In the years before the Freedom Theater’s founding, the Jenin camp had been a battleground for local militants confronting Israeli troops. Offering an acting school, stage productions, and workshops in filmmaking, photography and creative writing, the theater presented a cultural challenge to a conservative society that had turned inward during the years of violent conflict.
Mer Khamis, who described conditions in the camp as a “ghetto culture” created during years of Israeli-imposed movement restrictions that isolated Jenin, took it upon himself to liberate the minds of the younger generation as a prelude to national liberation of the Palestinians, his associates said.
The idea, said Samia Steiti, program manager at the theater, was to promote “cultural resistance, with words and pictures.”
“Jail is a state of mind,” says a message written on a wall of a theater office. “Free your mind to liberate Palestine.”
Plays staged by the theater, such as a version of George Orwell’s “Animal Farm” or a recent adaptation of “Alice in Wonderland,” prodded audiences to think critically about Palestinian society and politics. Coeducational classes drew fire from religious conservatives who objected to mingling of young men and women, and there were also phone threats, two attempted arsons and harassment on the street, said Nabil al-Rai, the director of the acting school.
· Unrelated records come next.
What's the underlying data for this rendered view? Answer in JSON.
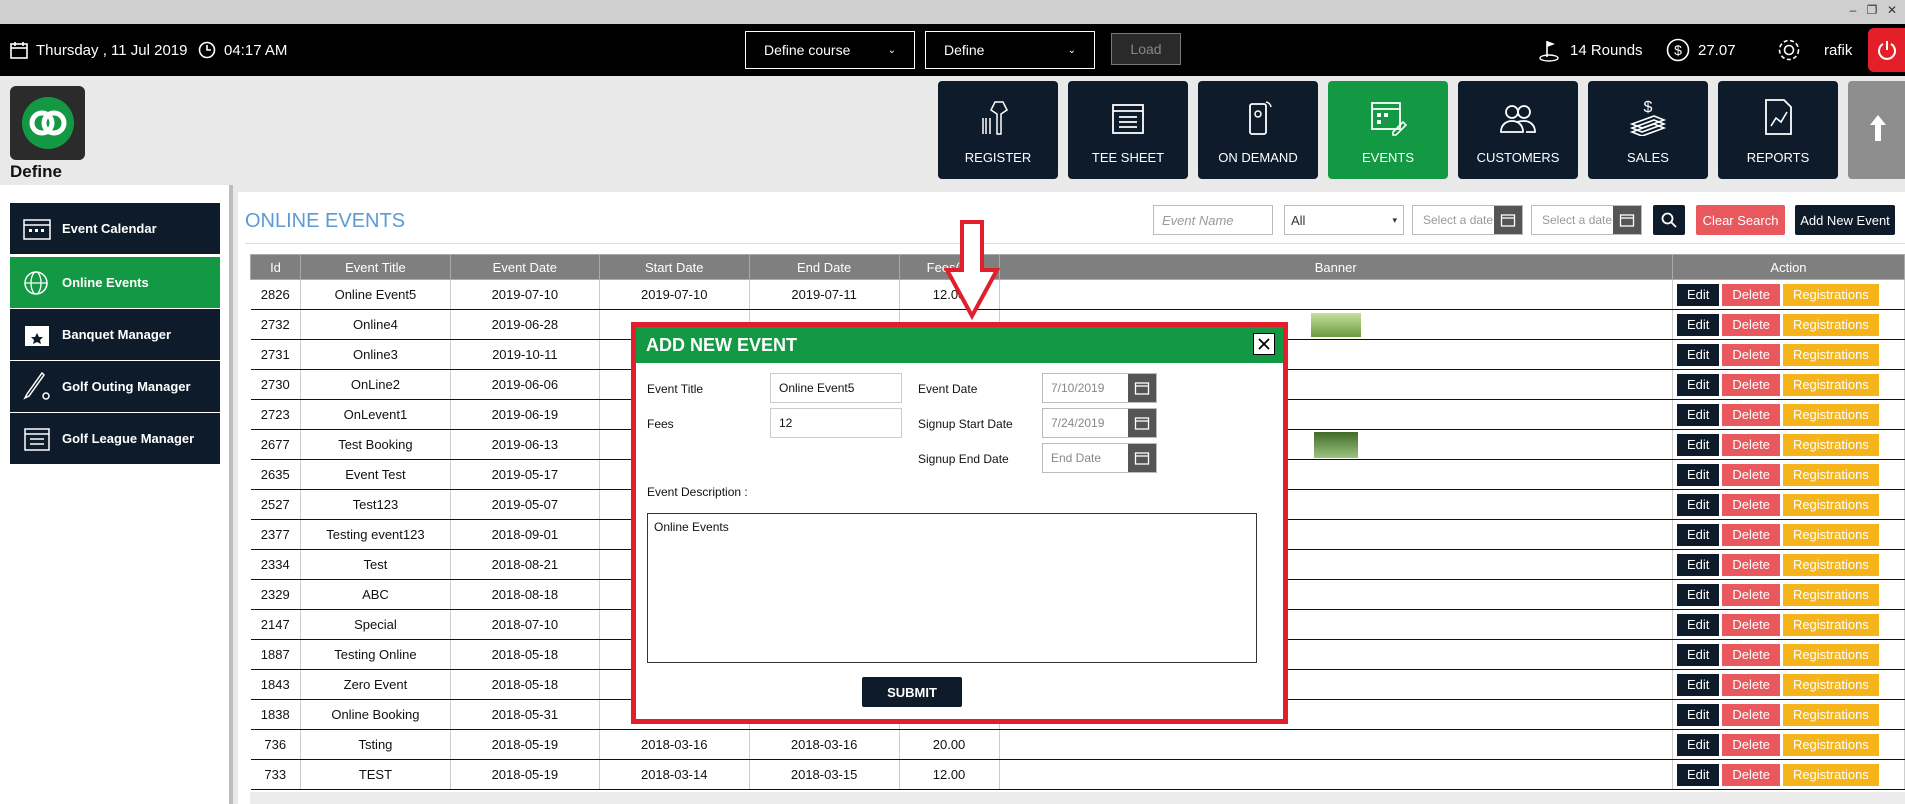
{
  "window": {
    "minimize": "–",
    "restore": "❐",
    "close": "✕"
  },
  "topbar": {
    "date": "Thursday ,  11 Jul 2019",
    "time": "04:17 AM",
    "course_select": "Define course",
    "define_select": "Define",
    "load_label": "Load",
    "rounds": "14 Rounds",
    "balance": "27.07",
    "user": "rafik"
  },
  "brand": {
    "name": "Define"
  },
  "nav": [
    {
      "label": "REGISTER",
      "icon": "barcode-scanner-icon"
    },
    {
      "label": "TEE SHEET",
      "icon": "calendar-sheet-icon"
    },
    {
      "label": "ON DEMAND",
      "icon": "phone-icon"
    },
    {
      "label": "EVENTS",
      "icon": "events-calendar-icon"
    },
    {
      "label": "CUSTOMERS",
      "icon": "users-icon"
    },
    {
      "label": "SALES",
      "icon": "money-icon"
    },
    {
      "label": "REPORTS",
      "icon": "report-icon"
    }
  ],
  "sidebar": {
    "items": [
      {
        "label": "Event Calendar"
      },
      {
        "label": "Online Events"
      },
      {
        "label": "Banquet Manager"
      },
      {
        "label": "Golf Outing Manager"
      },
      {
        "label": "Golf League Manager"
      }
    ]
  },
  "page": {
    "title": "ONLINE EVENTS",
    "event_name_placeholder": "Event Name",
    "filter_select": "All",
    "date_placeholder_1": "Select a date",
    "date_placeholder_2": "Select a date",
    "clear_search": "Clear Search",
    "add_new_event": "Add New Event"
  },
  "table": {
    "headers": [
      "Id",
      "Event Title",
      "Event Date",
      "Start Date",
      "End Date",
      "Fees($)",
      "Banner",
      "Action"
    ],
    "actions": {
      "edit": "Edit",
      "delete": "Delete",
      "registrations": "Registrations"
    },
    "rows": [
      {
        "id": "2826",
        "title": "Online Event5",
        "event_date": "2019-07-10",
        "start": "2019-07-10",
        "end": "2019-07-11",
        "fees": "12.00",
        "banner": ""
      },
      {
        "id": "2732",
        "title": "Online4",
        "event_date": "2019-06-28",
        "start": "",
        "end": "",
        "fees": "",
        "banner": "golf-course-thumbnail"
      },
      {
        "id": "2731",
        "title": "Online3",
        "event_date": "2019-10-11",
        "start": "",
        "end": "",
        "fees": "",
        "banner": ""
      },
      {
        "id": "2730",
        "title": "OnLine2",
        "event_date": "2019-06-06",
        "start": "",
        "end": "",
        "fees": "",
        "banner": ""
      },
      {
        "id": "2723",
        "title": "OnLevent1",
        "event_date": "2019-06-19",
        "start": "",
        "end": "",
        "fees": "",
        "banner": ""
      },
      {
        "id": "2677",
        "title": "Test Booking",
        "event_date": "2019-06-13",
        "start": "",
        "end": "",
        "fees": "",
        "banner": "golf-cart-thumbnail"
      },
      {
        "id": "2635",
        "title": "Event Test",
        "event_date": "2019-05-17",
        "start": "",
        "end": "",
        "fees": "",
        "banner": ""
      },
      {
        "id": "2527",
        "title": "Test123",
        "event_date": "2019-05-07",
        "start": "",
        "end": "",
        "fees": "",
        "banner": ""
      },
      {
        "id": "2377",
        "title": "Testing event123",
        "event_date": "2018-09-01",
        "start": "",
        "end": "",
        "fees": "",
        "banner": ""
      },
      {
        "id": "2334",
        "title": "Test",
        "event_date": "2018-08-21",
        "start": "",
        "end": "",
        "fees": "",
        "banner": ""
      },
      {
        "id": "2329",
        "title": "ABC",
        "event_date": "2018-08-18",
        "start": "",
        "end": "",
        "fees": "",
        "banner": ""
      },
      {
        "id": "2147",
        "title": "Special",
        "event_date": "2018-07-10",
        "start": "",
        "end": "",
        "fees": "",
        "banner": ""
      },
      {
        "id": "1887",
        "title": "Testing Online",
        "event_date": "2018-05-18",
        "start": "",
        "end": "",
        "fees": "",
        "banner": ""
      },
      {
        "id": "1843",
        "title": "Zero Event",
        "event_date": "2018-05-18",
        "start": "",
        "end": "",
        "fees": "",
        "banner": ""
      },
      {
        "id": "1838",
        "title": "Online Booking",
        "event_date": "2018-05-31",
        "start": "",
        "end": "",
        "fees": "",
        "banner": ""
      },
      {
        "id": "736",
        "title": "Tsting",
        "event_date": "2018-05-19",
        "start": "2018-03-16",
        "end": "2018-03-16",
        "fees": "20.00",
        "banner": ""
      },
      {
        "id": "733",
        "title": "TEST",
        "event_date": "2018-05-19",
        "start": "2018-03-14",
        "end": "2018-03-15",
        "fees": "12.00",
        "banner": ""
      }
    ]
  },
  "modal": {
    "title": "ADD NEW EVENT",
    "event_title_label": "Event Title",
    "event_title_value": "Online Event5",
    "fees_label": "Fees",
    "fees_value": "12",
    "event_date_label": "Event Date",
    "event_date_value": "7/10/2019",
    "signup_start_label": "Signup Start Date",
    "signup_start_value": "7/24/2019",
    "signup_end_label": "Signup End Date",
    "signup_end_placeholder": "End Date",
    "description_label": "Event Description :",
    "description_value": "Online Events",
    "submit": "SUBMIT"
  },
  "colors": {
    "accent_green": "#139943",
    "navy": "#0d1b2a",
    "highlight_red": "#e21d2c",
    "delete": "#e9585d",
    "registrations": "#f5b41a",
    "title_blue": "#5a9bd5"
  }
}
No group has asserted responsibility for killing Mer Khamis, and while there has been at least one reported arrest of a suspect by the Palestinian security forces, no explanation has emerged for the slaying.
“Maybe his words killed him,” said al-Rai.
Iyad Hourani, an acting student, said Mer Khamis had taught him a prescient lesson. “He said that a person with a gun but without culture and an education will kill his friend before his enemy,” he recalled.
Zakaria Zubeidi, a former militant leader in the camp who is the theater’s unofficial protector, told a news conference Tuesday that the killing bore all the markings of a carefully prepared hit.
“We will have no mercy and we will not forgive the hand that was raised against the leader of freedom, Juliano Khamis,” declared Zubeidi, who as a youngster participated in the theater group founded by the slain actor’s mother.
On the streets of the camp, residents said that while there had been criticism of the theater by people who accused it of violating traditional social norms, there was broad support for the center’s educational activities for local youth. Mer Khamis, who lived next to the camp, was a familiar face on the streets and widely accepted despite his Israeli origins, the residents said.
“We got accustomed to him,” said Ayman Saadi at his shop near the theater. “He became one of us.”
In an interview rebroadcast Tuesday on Israeli Army Radio, Mer Khamis said he straddled both identities, Israeli and Palestinian. He noted that most of his mother’s family had died in a Nazi concentration camp and that most of his father’s relatives became refugees in Lebanon after Israel’s creation in 1948.
“I’m a son of both peoples,” he said. “Either we live together, or we won’t live at all.”